Les salles de cinéma ont vibré, remplies de fans dévoués, mais l’Académie des Oscars a choisi de les ignorer. L’année dernière a clairement montré que le snobisme des Oscars envers l’anime est de plus en plus flagrant face aux chiffres impressionnants du box-office. Des titres majeurs comme Demon Slayer: Kimetsu no Yaiba Infinity Castle et Chainsaw Man – The Movie: Reze Arc n’ont pas reçu d’invitation à la plus grande célébration de l’industrie cinématographique hollywoodienne. La réaction en ligne fut instantanée : mèmes, colère et une confirmation amère que, pour de nombreux votants occidentaux, l’animation demeure un genre enfantin, loin d’être considéré comme un médium cinématographique sérieux.

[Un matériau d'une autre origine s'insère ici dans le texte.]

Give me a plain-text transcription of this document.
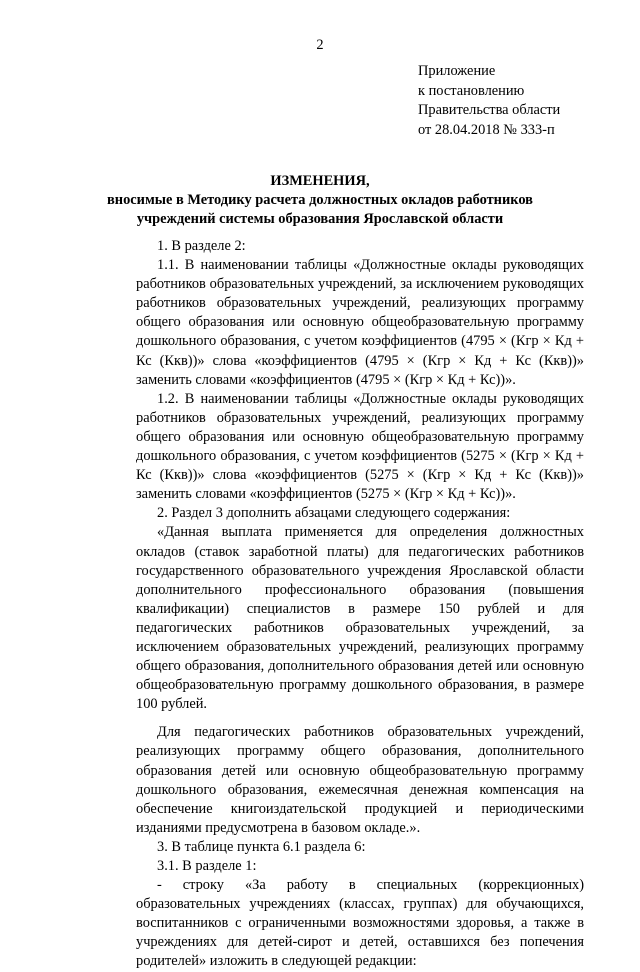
2
Приложение
к постановлению
Правительства области
от 28.04.2018 № 333-п
ИЗМЕНЕНИЯ,
вносимые в Методику расчета должностных окладов работников
учреждений системы образования Ярославской области

1. В разделе 2:

1.1. В наименовании таблицы «Должностные оклады руководящих работников образовательных учреждений, за исключением руководящих работников образовательных учреждений, реализующих программу общего образования или основную общеобразовательную программу дошкольного образования, с учетом коэффициентов (4795 × (Кгр × Кд + Кс (Ккв))» слова «коэффициентов (4795 × (Кгр × Кд + Кс (Ккв))» заменить словами «коэффициентов (4795 × (Кгр × Кд + Кс))».

1.2. В наименовании таблицы «Должностные оклады руководящих работников образовательных учреждений, реализующих программу общего образования или основную общеобразовательную программу дошкольного образования, с учетом коэффициентов (5275 × (Кгр × Кд + Кс (Ккв))» слова «коэффициентов (5275 × (Кгр × Кд + Кс (Ккв))» заменить словами «коэффициентов (5275 × (Кгр × Кд + Кс))».

2. Раздел 3 дополнить абзацами следующего содержания:

«Данная выплата применяется для определения должностных окладов (ставок заработной платы) для педагогических работников государственного образовательного учреждения Ярославской области дополнительного профессионального образования (повышения квалификации) специалистов в размере 150 рублей и для педагогических работников образовательных учреждений, за исключением образовательных учреждений, реализующих программу общего образования, дополнительного образования детей или основную общеобразовательную программу дошкольного образования, в размере 100 рублей.

Для педагогических работников образовательных учреждений, реализующих программу общего образования, дополнительного образования детей или основную общеобразовательную программу дошкольного образования, ежемесячная денежная компенсация на обеспечение книгоиздательской продукцией и периодическими изданиями предусмотрена в базовом окладе.».

3. В таблице пункта 6.1 раздела 6:

3.1. В разделе 1:

- строку «За работу в специальных (коррекционных) образовательных учреждениях (классах, группах) для обучающихся, воспитанников с ограниченными возможностями здоровья, а также в учреждениях для детей-сирот и детей, оставшихся без попечения родителей» изложить в следующей редакции:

Malgré le fait que Chainsaw Man ait dominé le box-office nord-américain lors de son week-end de sortie et se soit hissé à la première place du classement annuel 2025 de Letterboxd, une plateforme prisée des cinéphiles, l’Académie a clairement indiqué que l’engouement sur internet ne se traduit pas en votes sans une campagne de lobbying traditionnelle en coulisses.

Le Snobisme des Oscars envers l’Anime : Une Liste de Nominés Révélatrice
La sélection de cette année pour la catégorie « Meilleur Film d’Animation » met en lumière le problème persistant de la « table des enfants » à Hollywood. Avec seulement cinq places disponibles, les productions japonaises au ton shonen ou plus mature ont été écartées au profit de titres plus conventionnels. Les nominés étaient :
- Arco.
- Elio (Pixar/Disney).
- KPop Demon Hunters (Sony).
- Little Amélie or the Character of Rain.
- Zootopia 2 (Disney).
Pourquoi l’Anime est-il Éligible mais Ignoré ?

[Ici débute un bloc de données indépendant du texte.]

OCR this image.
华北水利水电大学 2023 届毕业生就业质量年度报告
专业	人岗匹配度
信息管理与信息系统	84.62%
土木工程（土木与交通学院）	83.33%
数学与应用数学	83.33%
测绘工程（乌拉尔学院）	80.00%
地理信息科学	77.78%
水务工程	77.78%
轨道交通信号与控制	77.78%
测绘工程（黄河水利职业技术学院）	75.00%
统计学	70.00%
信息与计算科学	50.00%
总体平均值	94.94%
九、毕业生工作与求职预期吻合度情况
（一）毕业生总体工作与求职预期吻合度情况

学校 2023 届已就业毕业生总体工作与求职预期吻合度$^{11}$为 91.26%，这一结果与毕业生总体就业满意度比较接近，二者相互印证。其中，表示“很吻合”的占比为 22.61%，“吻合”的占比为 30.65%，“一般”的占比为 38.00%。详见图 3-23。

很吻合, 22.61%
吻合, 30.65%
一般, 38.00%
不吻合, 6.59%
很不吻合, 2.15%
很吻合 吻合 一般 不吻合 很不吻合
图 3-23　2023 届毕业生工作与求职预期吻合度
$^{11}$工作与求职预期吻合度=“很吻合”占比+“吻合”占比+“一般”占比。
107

Il est crucial de clarifier deux points souvent confondus dans les discussions en ligne. Premièrement : oui, les films d’animation japonais étaient éligibles. Demon Slayer et Chainsaw Man figuraient tous deux sur la liste officielle de l’Académie et répondaient aux exigences de diffusion. Le problème réside dans le système de vote lui-même.
La catégorie de l’animation est « facultative » pour les membres de l’Académie, qui doivent remplir des critères de visionnage spécifiques. C’est là que l’Oscar anime rencontre un obstacle : ces films arrivent avec une base de fans solide qui garantit leur succès au box-office, mais ils manquent des campagnes agressives de « For Your Consideration » (projections privées, dîners, narratifs industriels) nécessaires pour qu’un votant hollywoodien moyen prenne le temps de regarder un film potentiellement violent, sérialisé et émotionnellement dense.

L’Impact Culturel de l’Anime et le Débat sur sa Reconnaissance
Le conflit dépasse un simple affront annuel ; c’est un véritable choc culturel. Alors que l’industrie cinématographique débat de l’avenir des salles de cinéma, l’anime s’est avéré être une bouée de sauvetage, attirant massivement le public dans les fauteuils. Cependant, le contenu d’œuvres comme Chainsaw Man ou Kimetsu no Yaiba — qui exigent une certaine « alphabétisation otaku » et n’hésitent pas devant la violence graphique — reste difficile à vendre à un corps de votants qui, par défaut, associe les « dessins animés » au divertissement familial. La question demeure : l’Académie des Oscars a-t-elle besoin d’une catégorie exclusive pour l’anime, ou a-t-elle simplement perdu de sa pertinence face à l’évolution des goûts mondiaux ?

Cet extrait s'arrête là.